Ähnlich wie bei Telegram ist auch für die Nutzung des kostenlosen Messengers Wire eine Handynummer Pflicht. Um den Messenger im Browser nutzen zu können, muß sogar eine E-Mail-Adresse mit Passwort hinterlegt werden. Das Schweizer Team wird unter anderem von ehemaligen Mitarbeitern des Messaging-Dienstes Skype betrieben. Dies macht sich besonders bei der sehr hohen Qualität der Video-Anrufe bemerkbar.

Wire speichert die Ende-zu-Ende verschlüsselten Chatverläufe nur lokal auf dem benutzten Gerät und nicht in der Cloud. Im Falle eines Handy-Wechsels müssen daher manuelle Backups angelegt werden. Zwar kommt Wire der Datenschutzgrundverordnung nach. Die Schweizer behalten sich jedoch vor, Daten an Strafverfolgungsbehörden weiterzugeben.

Signal

Whistleblower Edward Snowden vertraut auf den kostenlosen Messenger Signal. Die App bietet neben den klassischen Chat-Funktionen auch Videotelefonie. Weder Ton- noch Bildqualität sind jedoch so gut wie bei Wire. Die sichere Ende-zu-Ende-Verschlüsselung der Einzel- und Gruppenchats sowie Audio- und Videotelefonie wird mittlerweile auch von WhatsApp genutzt.

Obwohl Signal oft als Favorit von Sicherheitsexperten gehandelt wird, ist die verpflichtende Angabe der Handynummer ein Manko. Da der Open-Source-Messenger aus den USA stammt, gilt für ihn die DSGVO der EU nicht. Positiv: Die Chatprotokolle werden nur lokal auf dem Gerät gespeichert.

Briar 

Für Freunde von absoluter Anonymität bietet sich der Android-exklusive Messenger Briar an. Bei ihm werden Nachrichten direkt per WLAN oder Bluetooth übermittelt. Dies funktioniert jedoch nur, wenn die Chat-Partner in Sichtweite zueinander sind. Ist dies nicht der Fall, nutzt Briar das anonyme Darknet.

Die große Sicherheit geht jedoch mit einem enorm hohen Akku-Verbrauch einher. Das ständige Scannen des WLAN- und Bluetooth-Netzes sowie des Darknets zwingt den Akku schnell in die Knie. Außerdem sind weder Sprach- noch Videoanrufe möglich.
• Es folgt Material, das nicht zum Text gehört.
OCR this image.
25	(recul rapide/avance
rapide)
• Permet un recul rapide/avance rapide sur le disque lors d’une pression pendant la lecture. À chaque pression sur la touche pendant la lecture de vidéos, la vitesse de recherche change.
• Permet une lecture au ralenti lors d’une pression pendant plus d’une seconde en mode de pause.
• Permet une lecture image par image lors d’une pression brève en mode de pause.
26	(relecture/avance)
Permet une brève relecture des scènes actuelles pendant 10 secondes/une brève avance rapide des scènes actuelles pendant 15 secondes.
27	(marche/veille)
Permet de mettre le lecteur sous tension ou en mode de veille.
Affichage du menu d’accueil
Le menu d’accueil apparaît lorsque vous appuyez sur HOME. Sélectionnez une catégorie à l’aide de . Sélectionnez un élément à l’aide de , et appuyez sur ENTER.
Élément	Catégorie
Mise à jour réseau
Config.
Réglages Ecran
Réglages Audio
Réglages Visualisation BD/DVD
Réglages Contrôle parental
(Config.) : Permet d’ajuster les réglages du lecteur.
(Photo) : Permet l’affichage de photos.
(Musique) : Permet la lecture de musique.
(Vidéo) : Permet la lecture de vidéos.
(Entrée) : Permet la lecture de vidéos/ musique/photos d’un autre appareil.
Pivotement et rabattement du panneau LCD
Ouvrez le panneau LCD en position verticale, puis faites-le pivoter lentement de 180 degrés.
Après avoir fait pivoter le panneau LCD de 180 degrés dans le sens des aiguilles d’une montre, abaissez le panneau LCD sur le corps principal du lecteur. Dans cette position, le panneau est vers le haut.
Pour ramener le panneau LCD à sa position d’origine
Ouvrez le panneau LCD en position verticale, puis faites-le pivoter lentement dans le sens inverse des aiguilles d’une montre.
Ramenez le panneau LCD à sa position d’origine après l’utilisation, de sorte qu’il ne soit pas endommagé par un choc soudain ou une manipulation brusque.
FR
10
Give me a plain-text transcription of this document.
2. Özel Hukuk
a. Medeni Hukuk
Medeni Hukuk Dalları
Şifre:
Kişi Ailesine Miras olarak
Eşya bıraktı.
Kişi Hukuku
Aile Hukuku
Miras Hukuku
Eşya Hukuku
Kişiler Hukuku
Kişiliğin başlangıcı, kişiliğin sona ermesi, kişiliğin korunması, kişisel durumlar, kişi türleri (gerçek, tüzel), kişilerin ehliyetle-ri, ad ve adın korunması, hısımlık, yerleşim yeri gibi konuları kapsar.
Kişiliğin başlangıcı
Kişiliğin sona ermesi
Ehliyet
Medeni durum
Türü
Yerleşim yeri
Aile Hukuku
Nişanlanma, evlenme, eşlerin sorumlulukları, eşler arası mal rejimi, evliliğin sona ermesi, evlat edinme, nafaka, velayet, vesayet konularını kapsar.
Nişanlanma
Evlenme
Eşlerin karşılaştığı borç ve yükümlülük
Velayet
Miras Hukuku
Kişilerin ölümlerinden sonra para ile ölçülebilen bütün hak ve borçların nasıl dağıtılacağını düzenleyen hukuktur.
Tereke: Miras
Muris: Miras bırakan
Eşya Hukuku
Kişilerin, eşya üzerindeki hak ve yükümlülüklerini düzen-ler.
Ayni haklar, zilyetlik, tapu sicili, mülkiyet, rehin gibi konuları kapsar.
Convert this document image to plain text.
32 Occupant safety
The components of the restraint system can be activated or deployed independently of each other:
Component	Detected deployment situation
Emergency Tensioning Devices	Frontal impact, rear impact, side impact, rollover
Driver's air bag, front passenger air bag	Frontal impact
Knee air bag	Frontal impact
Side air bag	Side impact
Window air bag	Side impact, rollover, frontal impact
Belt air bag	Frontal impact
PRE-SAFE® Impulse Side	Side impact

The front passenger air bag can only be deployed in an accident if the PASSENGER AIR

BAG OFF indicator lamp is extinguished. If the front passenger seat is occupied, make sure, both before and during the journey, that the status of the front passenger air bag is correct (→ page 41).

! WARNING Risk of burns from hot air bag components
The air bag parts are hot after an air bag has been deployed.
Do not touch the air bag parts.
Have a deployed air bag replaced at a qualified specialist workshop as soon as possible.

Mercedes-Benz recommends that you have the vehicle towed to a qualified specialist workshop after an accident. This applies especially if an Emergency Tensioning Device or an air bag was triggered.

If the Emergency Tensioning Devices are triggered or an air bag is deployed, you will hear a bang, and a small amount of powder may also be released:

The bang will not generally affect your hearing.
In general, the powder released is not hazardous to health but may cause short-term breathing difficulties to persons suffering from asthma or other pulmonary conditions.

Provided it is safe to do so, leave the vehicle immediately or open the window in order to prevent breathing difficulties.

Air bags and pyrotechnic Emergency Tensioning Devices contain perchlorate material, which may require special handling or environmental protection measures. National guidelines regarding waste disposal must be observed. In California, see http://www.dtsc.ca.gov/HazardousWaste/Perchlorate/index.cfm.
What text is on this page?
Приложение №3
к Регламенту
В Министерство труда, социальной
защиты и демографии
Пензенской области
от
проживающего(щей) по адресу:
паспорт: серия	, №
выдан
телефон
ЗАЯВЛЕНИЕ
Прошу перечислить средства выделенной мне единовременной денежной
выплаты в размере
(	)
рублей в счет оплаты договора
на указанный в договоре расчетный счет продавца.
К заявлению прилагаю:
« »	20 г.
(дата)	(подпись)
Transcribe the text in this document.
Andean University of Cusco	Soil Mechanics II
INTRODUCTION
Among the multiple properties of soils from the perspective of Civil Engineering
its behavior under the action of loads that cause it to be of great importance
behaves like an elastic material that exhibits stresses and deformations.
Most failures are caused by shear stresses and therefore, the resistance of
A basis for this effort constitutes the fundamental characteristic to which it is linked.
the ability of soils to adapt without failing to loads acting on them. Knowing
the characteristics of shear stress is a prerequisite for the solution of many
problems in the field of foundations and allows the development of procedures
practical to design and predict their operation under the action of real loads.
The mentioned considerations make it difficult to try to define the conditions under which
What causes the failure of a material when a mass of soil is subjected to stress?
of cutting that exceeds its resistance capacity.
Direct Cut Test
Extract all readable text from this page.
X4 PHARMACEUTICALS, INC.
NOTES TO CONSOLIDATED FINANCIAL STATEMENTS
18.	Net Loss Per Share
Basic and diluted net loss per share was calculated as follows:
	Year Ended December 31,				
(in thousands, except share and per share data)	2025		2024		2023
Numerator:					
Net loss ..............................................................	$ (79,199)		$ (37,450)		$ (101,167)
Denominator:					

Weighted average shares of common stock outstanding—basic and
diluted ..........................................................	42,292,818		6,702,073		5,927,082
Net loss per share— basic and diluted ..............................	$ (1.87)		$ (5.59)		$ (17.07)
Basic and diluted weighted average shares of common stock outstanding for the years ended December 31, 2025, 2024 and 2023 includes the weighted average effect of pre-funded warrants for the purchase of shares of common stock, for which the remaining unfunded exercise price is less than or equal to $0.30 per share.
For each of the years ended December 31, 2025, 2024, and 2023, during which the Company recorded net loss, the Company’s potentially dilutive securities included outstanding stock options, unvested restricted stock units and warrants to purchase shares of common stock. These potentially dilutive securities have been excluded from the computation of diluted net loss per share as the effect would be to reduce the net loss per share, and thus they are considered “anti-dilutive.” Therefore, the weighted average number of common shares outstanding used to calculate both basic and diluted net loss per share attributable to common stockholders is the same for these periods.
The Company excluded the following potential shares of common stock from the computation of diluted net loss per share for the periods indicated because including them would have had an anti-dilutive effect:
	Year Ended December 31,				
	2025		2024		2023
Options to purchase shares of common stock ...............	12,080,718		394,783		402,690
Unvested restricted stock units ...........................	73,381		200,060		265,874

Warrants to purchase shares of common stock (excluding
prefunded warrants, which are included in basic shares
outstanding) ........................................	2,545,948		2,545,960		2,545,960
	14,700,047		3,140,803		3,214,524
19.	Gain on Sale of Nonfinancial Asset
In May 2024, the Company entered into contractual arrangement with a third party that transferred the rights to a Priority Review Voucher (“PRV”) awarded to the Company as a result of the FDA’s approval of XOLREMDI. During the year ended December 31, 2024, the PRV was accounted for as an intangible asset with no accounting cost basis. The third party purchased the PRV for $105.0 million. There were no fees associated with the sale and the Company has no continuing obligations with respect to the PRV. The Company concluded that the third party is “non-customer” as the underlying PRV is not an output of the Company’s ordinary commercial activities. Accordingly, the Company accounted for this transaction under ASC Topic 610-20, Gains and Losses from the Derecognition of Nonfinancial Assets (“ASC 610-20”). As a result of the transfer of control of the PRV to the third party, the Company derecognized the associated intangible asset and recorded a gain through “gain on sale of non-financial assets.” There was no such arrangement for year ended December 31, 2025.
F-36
Edward Snowden: Warnung vor Facebook Messenger WhatsApp:   Alle Nachrichten im Ticker

Fazit: 

Alternativen für WhatsApp und Co. gibt es genug. Zwei entscheidende Probleme erschweren jedoch den Wechsel: Zum einen sinkt die Bedienungsfreundlichkeit mit steigender Sicherheit. Zum anderen nützt einem ein Messenger nur was, wenn auch Freunde, Familie, Kollegen und Co. dort anzutreffen sind. Denn während weltweit rund 1,5 Milliarden Menschen aktiv WhatsApp nutzen, trifft man bei Telegram nur 200 Millionen an.